The key words here are "powerless" and "lust". Acknowledging that one is "out of control" and then (in the Second and Third Steps) deciding to turn one's will and life over to God and His control, is essential.* This breaks the bond of denial and puts the addict into an immediate and prayerful relationship with God, where he must humbly cease to depend upon himself. Self-trust, as the Fathers knew, is the cause of all sin and spiritual disease, and ALL addicts are filled with self-trust and pride. It is a kind of self-idolatry-the punishment for which, Scripture tells us, is spiritual death.

The second key word is "lust", and it's interesting that Sexaholics Anonymous does not beat around the bush about this, does not diminish the sin by calling it "sexual dysfunction" or some other secular-humanist term. It identifies it as one of the Seven Deadly Sins-lust.

"...The problem is not simply sex, just as in compulsive overeating the problem is not simply food. Eating and sex are natural functions; the real problem in both of these addictions seems to be what we call lust-an attitude demanding that a natural instinct serve unnatural desires....It is not only more intense than the natural but becomes something totally different. Eating and sex enter a different dimension; they possess an unnatural spiritual component. The addiction is thus to lust and not merely to the substance or physical act."

We should also mention that the Fifth Step involves admitting the specific sins of lust to another-in the Orthodox context this means confessing to one's Spiritual Father.

However, a priest should not wait for a patient to admit to an addiction. Beginning with pubescent children, he should gently and tactfully inquire about certain acts and sins which, at that age, usually manifest themselves as masturbation. The confessor must overcome any natural squeamishness he has about this. He must also overcome the common idea that masturbation, while a sin, is an inevitable and perhaps even "normal" part of early adolescent self-discovery. If uncorrected, this sin will take root and become an addiction that can later produce more serious sexual addictions. All therapists dealing with sexual addiction now recognize this. (Some victims of this sin are so dependent on it that they continue to masterbate even after marriage, sometimes preferring it to the marital act.) In cases of adult addicts, the priest may want to refer penitents to certain books and other literature, or encourage them to join a Sexaholics Anonymous group. But where incest, exhibitionism, or bestiality is involved, he will certainly want to urge immediate professional therapy before the law gets involved, as it inevitably-and rightly-will. But in all cases-whether youth or adults-the priest will want to talk at length about what Sexaholics Anonymous calls "trigger mechanisms"-those "stimuli, conflicts, or pressures that provoke a fantasy, feeling, or thought that leads to our acting out" the sin of lust. Patristic teaching advocates watchfulness or "nipsis" as the beginning of a cure. This is what used to be called avoiding "occasions of sin," and can be broadly grouped under the following categories:

"Sex Objects. Persons of the same or opposite sex, including our own bodies....Some of us include in this category animals and inanimate objects....Media. Pictures, printed matter, ads, television and movies, music, and dance...The Inner Landscape. Most of us can see how memories and fantasies can act as triggers. Intangibles we are likely to identify on our own are such things as failure, rejection, or criticism...loneliness, alienation, boredom...and other manifestations of unfulfilled God-hunger."

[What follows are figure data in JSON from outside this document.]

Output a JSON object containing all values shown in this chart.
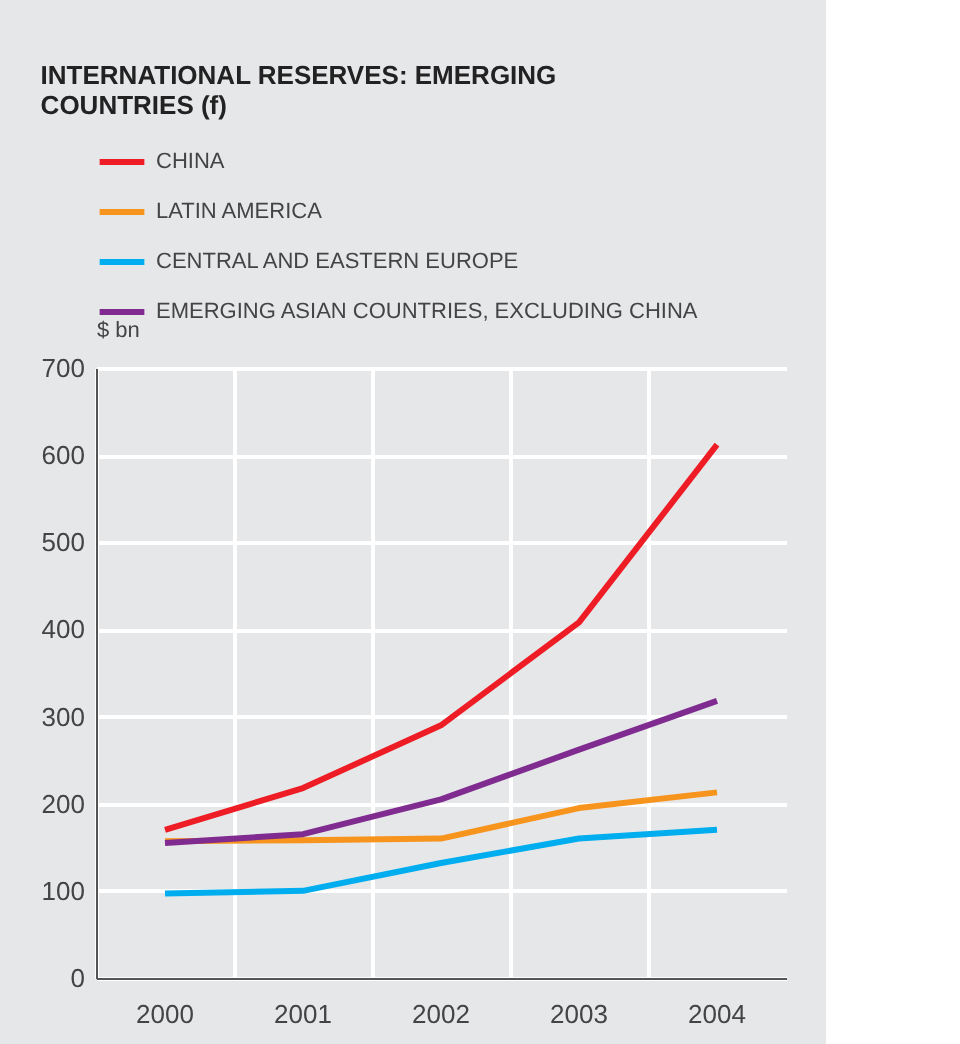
{
  "chart_data": {
    "type": "line",
    "title": [
      "INTERNATIONAL RESERVES: EMERGING",
      "COUNTRIES (f)"
    ],
    "ylabel": "$ bn",
    "categories": [
      "2000",
      "2001",
      "2002",
      "2003",
      "2004"
    ],
    "series": [
      {
        "name": "CHINA",
        "color": "#ee1c25",
        "values": [
          170,
          218,
          290,
          408,
          612
        ]
      },
      {
        "name": "LATIN AMERICA",
        "color": "#f7941d",
        "values": [
          157,
          158,
          160,
          195,
          213
        ]
      },
      {
        "name": "CENTRAL AND EASTERN EUROPE",
        "color": "#00aeef",
        "values": [
          97,
          100,
          132,
          160,
          170
        ]
      },
      {
        "name": "EMERGING ASIAN COUNTRIES, EXCLUDING CHINA",
        "color": "#7f2b8f",
        "values": [
          155,
          165,
          205,
          262,
          318
        ]
      }
    ],
    "ylim": [
      0,
      700
    ],
    "yticks": [
      0,
      100,
      200,
      300,
      400,
      500,
      600,
      700
    ],
    "grid": true,
    "legend": "top left",
    "marker": "none",
    "line_style": "solid"
  }
}
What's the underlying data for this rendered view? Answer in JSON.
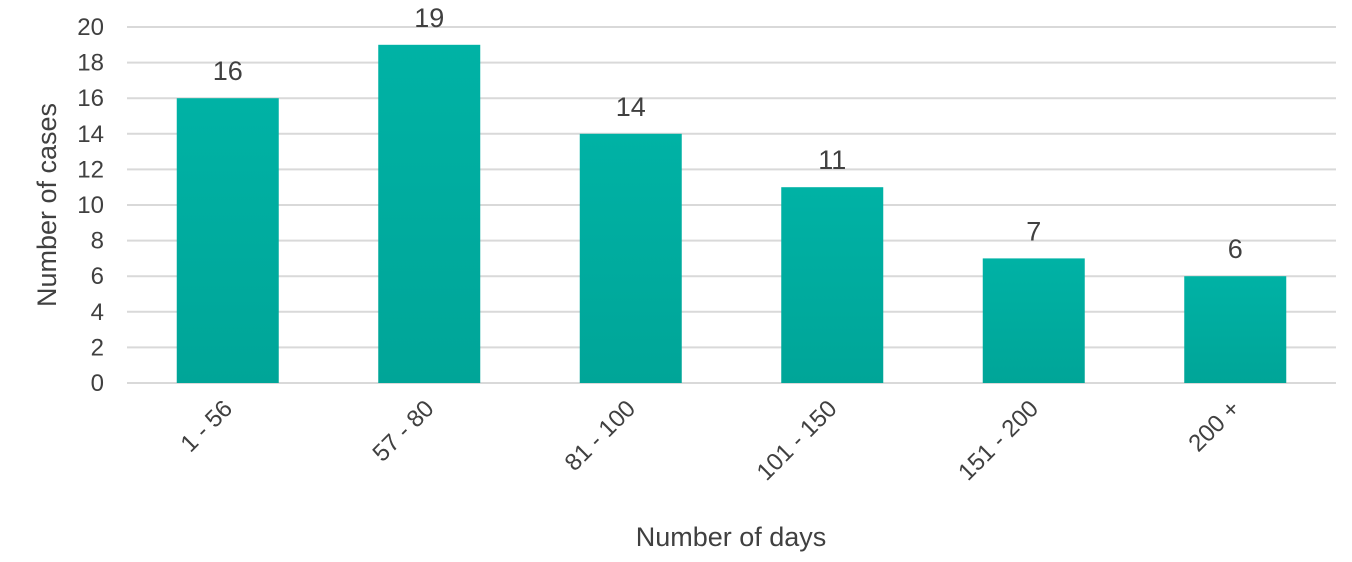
{
  "chart_data": {
    "type": "bar",
    "categories": [
      "1 - 56",
      "57 - 80",
      "81 - 100",
      "101 - 150",
      "151 - 200",
      "200 +"
    ],
    "values": [
      16,
      19,
      14,
      11,
      7,
      6
    ],
    "xlabel": "Number of days",
    "ylabel": "Number of cases",
    "ylim": [
      0,
      20
    ],
    "yticks": [
      0,
      2,
      4,
      6,
      8,
      10,
      12,
      14,
      16,
      18,
      20
    ],
    "grid": true,
    "data_labels": true,
    "bar_color": "#00b2a5",
    "bar_color_bottom": "#00a598"
  }
}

Here we have been able to sketch only a broad overview of the problem. Hopefully the reader will see that it IS a problem, that it MUST be addressed forthrightly, especially by priests, who have responsibility before God for their flocks, and that it CAN be successfully resolved, although only with much hard work and prayer.

One last word: since it is axiomatic that "you cannot give what you do not have," priests must be sure that they have resolved addictions issues (whatever they may be, if any) in their own lives. If the physician is not himself being healed, how can he hope to aid in the healing of others?